Introduction

Approximately 15% of patients with nasopharyngeal carcinoma (NPC) have metastatic (R/M) disease on initial diagnosis, and about 30% of stage III-IVa NPC patients eventually experience distant recurrence.1,2 The standard first-line treatment is systemic chemotherapy with gemcitabine plus cisplatin and immune checkpoint inhibitors (ICIs); single-agent chemotherapy is often used as second-line treatment. No preferred third-line treatment regimen is available for R/M NPC patients.
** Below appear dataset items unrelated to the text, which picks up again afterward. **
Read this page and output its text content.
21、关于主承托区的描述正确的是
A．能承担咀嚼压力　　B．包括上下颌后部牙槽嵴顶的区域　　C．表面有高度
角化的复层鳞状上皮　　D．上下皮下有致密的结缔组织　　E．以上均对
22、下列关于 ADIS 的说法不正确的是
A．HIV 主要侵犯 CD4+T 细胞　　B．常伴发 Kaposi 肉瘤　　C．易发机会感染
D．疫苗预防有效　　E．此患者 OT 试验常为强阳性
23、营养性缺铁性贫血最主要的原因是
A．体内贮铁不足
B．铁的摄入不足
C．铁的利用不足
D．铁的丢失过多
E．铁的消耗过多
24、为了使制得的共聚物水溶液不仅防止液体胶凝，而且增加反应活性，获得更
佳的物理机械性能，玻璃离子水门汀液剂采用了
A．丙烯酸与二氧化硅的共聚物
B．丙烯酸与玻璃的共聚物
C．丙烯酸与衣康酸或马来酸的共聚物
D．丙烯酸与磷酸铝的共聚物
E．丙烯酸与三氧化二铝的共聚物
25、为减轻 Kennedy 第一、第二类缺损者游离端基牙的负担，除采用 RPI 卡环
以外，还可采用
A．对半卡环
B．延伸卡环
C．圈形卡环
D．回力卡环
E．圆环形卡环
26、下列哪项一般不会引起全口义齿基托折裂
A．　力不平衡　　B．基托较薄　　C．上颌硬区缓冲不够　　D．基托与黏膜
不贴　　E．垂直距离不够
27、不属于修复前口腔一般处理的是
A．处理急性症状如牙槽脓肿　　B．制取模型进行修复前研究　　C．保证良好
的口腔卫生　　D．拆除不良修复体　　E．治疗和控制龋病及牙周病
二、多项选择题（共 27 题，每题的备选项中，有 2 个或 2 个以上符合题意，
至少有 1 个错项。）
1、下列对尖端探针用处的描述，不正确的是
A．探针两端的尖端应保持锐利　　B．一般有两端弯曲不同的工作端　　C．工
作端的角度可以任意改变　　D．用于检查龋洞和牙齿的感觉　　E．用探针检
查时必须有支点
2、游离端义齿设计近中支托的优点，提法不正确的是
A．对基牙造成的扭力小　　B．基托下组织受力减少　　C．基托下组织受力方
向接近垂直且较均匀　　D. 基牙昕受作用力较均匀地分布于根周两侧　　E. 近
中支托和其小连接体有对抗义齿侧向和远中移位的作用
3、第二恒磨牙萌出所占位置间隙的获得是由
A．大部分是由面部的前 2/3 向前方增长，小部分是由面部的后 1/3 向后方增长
ICIs have been investigated as second- and later-line therapies for R/M NPC and have exhibited promising activities, highlighting the therapeutic potential of anti-programmed cell death-1 (PD-1) monoclonal antibodies for R/M NPC.3,4,5,6,7,8,9,10,11,12 However, these ICIs attained an objective response rate (ORR) of 20.5% (toripalimab and nivolumab) and 25.9% (pembrolizumab) as 2nd or later line for R/M NPC, suggesting that most R/M NPC patients do not exhibit demonstrable clinical response.3,10,12 Besides, toripalimab, tislelizumab, and camrelizumab are all humanized, IgG4 monoclonal antibodies with binding specificity for PD-1; these IgG4 antibodies are similar to wildtype human IgG4 and possesses effector-binding capabilities, which negatively impacts on anti-PD-1 antibody-mediated anti-cancer activities.13,14,15,16,17 Anti-PD-1 IgG4 antibodies could also engage FcγRI+ macrophages, induce antibody-dependent cellular phagocytosis, damage PD-1+ T cells, and stimulate the release of inflammatory cytokines, which are responsible for toxicities associated with PD-1/PD-L1 blockade.17 IgG4 Fc binding to Fc gamma receptors (FcγRs) also induces antibody-dependent cell-mediated cytotoxicity (ADCC) and releases inflammatory cytokines, which may cause immune-related adverse events (irAEs).18

To minimize the toxicities and improve the clinical efficacy of PD-1/PD-L1 blockade, we developed penpulimab (AK105), a human IgG1 monoclonal antibody against human PD-1. Penpulimab has undergone fragment crystallizable (Fc) mutation and thus has eliminated Fc receptor and complement-mediated effector function.19 As a result, antibody-dependent cell-mediated cytotoxicity and complement-dependent cytotoxicity are avoided, theoretically lessening the occurrences of irAEs.20 A pooled analysis of 465 patients from 6 trials showed 3.5% grade 3 or higher irAEs. Penpulimab has also been explored as monotherapy for advanced upper gastrointestinal cancers and refractory or relapsed classical Hodgkin lymphoma.21,22,23 Given the encouraging data on ICIs for R/M NPC and the overall benign safety profile of penpulimab, we hypothesized that penpulimab could offer advanced NPC patients an effective and safe treatment option.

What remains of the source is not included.